The Corner

Today’s Reminder That Tom Toles Is the Worst Cartoonist In America

To all the usual vices of editorial cartooning — cheap and half-baked premises; labeling of grossly obvious figures and concepts for the benefit of the irredeemably ignorant; unfunny gags; barnacle-encrusted clichés; a totally predictable point of view; glancing-at-best familiarity with issues in the news, among many others — Tom Toles adds at least two more: He can’t draw, and his conclusions are as bizarrely out of touch as the rightwing phantasmagoria parodied by Ward Sutton in The Onion’s “Kelly” cartoons.

Toles’ innocence of the basics of public life in America expresses itself in a bias toward the left, however, so he’s there on the Washington Post’s editorial page day in and day out. (Like all the most monstrous dictators, he never seems to take a vacation.)

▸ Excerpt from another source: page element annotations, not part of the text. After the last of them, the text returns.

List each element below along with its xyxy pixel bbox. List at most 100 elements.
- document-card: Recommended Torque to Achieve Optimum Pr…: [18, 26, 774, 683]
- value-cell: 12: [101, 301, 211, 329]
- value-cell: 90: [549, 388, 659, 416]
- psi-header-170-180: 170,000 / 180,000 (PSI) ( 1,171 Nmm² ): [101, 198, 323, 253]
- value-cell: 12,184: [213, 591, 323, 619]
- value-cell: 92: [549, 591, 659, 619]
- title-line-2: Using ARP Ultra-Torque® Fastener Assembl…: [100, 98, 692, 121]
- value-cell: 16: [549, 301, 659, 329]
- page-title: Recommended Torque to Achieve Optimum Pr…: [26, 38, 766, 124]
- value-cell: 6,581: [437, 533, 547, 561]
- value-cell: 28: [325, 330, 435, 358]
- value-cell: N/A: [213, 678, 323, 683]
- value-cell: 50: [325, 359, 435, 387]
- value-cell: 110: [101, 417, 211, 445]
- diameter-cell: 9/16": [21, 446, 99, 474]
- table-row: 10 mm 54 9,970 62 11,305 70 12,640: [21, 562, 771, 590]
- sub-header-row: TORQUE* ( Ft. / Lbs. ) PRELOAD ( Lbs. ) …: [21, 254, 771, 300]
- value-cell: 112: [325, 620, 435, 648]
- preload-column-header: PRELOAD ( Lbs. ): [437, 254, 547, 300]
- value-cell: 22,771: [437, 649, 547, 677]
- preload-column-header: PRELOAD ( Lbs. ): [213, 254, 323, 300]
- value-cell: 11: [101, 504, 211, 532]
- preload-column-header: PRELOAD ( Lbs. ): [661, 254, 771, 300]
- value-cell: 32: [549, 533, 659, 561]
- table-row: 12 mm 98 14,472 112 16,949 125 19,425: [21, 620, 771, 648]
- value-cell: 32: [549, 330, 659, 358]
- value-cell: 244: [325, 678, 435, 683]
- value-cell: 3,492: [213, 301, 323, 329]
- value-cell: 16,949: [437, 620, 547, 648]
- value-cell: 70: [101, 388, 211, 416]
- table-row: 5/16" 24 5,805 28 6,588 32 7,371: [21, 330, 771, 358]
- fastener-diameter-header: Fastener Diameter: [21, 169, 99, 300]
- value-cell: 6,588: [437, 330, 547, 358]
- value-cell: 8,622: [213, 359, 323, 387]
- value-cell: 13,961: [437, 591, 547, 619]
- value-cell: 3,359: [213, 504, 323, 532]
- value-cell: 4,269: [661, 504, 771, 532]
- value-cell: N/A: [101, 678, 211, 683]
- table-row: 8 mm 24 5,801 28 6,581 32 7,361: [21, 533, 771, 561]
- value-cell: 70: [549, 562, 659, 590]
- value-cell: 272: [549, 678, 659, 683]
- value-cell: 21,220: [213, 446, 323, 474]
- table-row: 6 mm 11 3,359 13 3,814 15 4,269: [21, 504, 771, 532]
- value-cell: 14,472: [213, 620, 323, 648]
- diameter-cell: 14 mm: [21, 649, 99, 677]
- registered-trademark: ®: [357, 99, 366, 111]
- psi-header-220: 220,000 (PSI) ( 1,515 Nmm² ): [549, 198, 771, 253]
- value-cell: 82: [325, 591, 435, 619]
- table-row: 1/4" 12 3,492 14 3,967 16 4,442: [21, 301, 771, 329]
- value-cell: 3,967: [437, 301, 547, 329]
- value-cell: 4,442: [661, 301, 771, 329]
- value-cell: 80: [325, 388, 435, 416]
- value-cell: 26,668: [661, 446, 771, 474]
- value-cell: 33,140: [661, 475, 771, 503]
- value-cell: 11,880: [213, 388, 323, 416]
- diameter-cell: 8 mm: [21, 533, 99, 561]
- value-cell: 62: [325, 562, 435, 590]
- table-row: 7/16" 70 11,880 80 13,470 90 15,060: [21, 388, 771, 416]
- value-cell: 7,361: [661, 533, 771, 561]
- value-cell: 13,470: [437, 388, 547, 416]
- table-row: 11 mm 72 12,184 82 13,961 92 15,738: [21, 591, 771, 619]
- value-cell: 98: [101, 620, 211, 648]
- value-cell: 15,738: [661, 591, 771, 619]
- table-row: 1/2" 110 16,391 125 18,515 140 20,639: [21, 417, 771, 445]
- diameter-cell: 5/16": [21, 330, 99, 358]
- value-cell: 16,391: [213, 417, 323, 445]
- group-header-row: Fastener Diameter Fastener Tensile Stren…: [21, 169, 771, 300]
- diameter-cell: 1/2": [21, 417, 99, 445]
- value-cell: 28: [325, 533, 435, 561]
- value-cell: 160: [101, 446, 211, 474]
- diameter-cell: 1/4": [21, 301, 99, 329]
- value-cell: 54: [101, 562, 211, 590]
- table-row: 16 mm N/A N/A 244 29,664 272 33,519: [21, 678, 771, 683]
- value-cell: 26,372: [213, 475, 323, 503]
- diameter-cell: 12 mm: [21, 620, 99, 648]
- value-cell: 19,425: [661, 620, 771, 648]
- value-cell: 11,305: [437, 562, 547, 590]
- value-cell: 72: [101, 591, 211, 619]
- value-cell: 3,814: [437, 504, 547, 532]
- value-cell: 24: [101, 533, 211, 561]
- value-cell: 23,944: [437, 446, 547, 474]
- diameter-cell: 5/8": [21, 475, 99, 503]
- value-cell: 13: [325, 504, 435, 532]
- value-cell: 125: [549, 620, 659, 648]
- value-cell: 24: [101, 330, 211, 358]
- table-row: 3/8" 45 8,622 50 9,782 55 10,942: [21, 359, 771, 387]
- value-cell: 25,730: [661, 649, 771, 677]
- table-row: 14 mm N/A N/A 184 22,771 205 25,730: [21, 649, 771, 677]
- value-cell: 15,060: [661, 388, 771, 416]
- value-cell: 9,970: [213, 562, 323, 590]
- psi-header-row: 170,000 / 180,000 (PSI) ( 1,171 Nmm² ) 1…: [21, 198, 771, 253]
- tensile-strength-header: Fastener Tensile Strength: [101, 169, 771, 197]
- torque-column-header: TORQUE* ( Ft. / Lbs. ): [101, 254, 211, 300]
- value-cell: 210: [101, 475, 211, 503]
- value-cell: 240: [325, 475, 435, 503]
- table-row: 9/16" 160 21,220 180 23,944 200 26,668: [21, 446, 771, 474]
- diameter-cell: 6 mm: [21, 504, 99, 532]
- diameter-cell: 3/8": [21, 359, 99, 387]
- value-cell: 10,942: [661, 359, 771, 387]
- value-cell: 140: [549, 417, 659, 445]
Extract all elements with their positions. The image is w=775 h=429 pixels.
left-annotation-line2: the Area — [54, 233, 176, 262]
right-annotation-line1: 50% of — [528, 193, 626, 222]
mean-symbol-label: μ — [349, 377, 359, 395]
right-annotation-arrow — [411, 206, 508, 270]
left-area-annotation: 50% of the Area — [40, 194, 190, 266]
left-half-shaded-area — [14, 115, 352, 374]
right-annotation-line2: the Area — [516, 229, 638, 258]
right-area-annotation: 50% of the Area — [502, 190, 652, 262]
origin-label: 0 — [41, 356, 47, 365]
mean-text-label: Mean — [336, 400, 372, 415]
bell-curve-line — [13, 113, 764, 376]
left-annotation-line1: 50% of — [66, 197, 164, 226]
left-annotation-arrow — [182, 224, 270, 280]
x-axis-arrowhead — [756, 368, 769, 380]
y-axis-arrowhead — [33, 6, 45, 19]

Today, fearless Toles surveys the unfolding tragedy that began when a police officer, serving a department so heavily armed that it apparently has a landmine-proof MRAP, shot and killed an unarmed private citizen. And Toles’s deadeye aim falls directly on the real culprit of this story: an organization that lobbies for the right of private citizens to bear arms. After wowing the reader with his trenchant grasp of the situation, Toles pays it off with one of those Pat Oliphant-style bottom-right-corner buttons. “Film at 11,” the second punchline reads, showing how fully Toles keeps his finger right on the pulse of 1979.

There are a lot of unexamined assumptions encoded in this panel. In fact, there’s really nothing but unexamined assumptions. Obviously, that Toles seems to think the National Rifle Association has a damn thing to do with how much military surplus equipment a podunk police department receives is far more revealing of Toles’s own mind than of anything going on in these here United States.

But the most irritating thing might be the presumption that the John and Jane Q. Public shown giving deadpan commentary on the TV news somehow represent a vital American center, people who reject the NRA’s extremism. In fact, as Charlie Cooke noted yesterday, the Second Amendment right the NRA defends is extraordinarily popular in the United States. It’s not the NRA’s machinations that keep gun control advocates from hitting their targets; it’s that they are advocating something Americans don’t want and continue to vote against. Toles, and the Post more broadly, may not like that fact. But (unlike a lot of what appears in the Post) it’s a fact.

I’m sure there are other banalities to unpack in here, but that would require me to keep looking at the cartoon, and Toles’s draftsmanship is visually repulsive. I never thought I’d say this, but God help me, this man is not worthy to fill Herblock’s old seat.

It will, I hope, come as news to most readers that there are still print newspapers, and that they are still putting out editorial cartoons. Life’s funny that way: Travel agents still handle a third of all travel business in the United States. AOL still makes almost $150 million per quarter from dial-up customers. E-commerce still makes up less than 7 percent of U.S. retail sales. (We underestimate how long extinction takes.) And as I still get the paper delivered, I should point out that my carrier — an ancient lady who is up ere the sun every day, pushing a cart at a snail’s pace down my street — provides the absolute best and most reliable newspaper delivery I have ever experienced. So even in this long twilight, print papers have their pleasures. Tom Toles just isn’t one of them.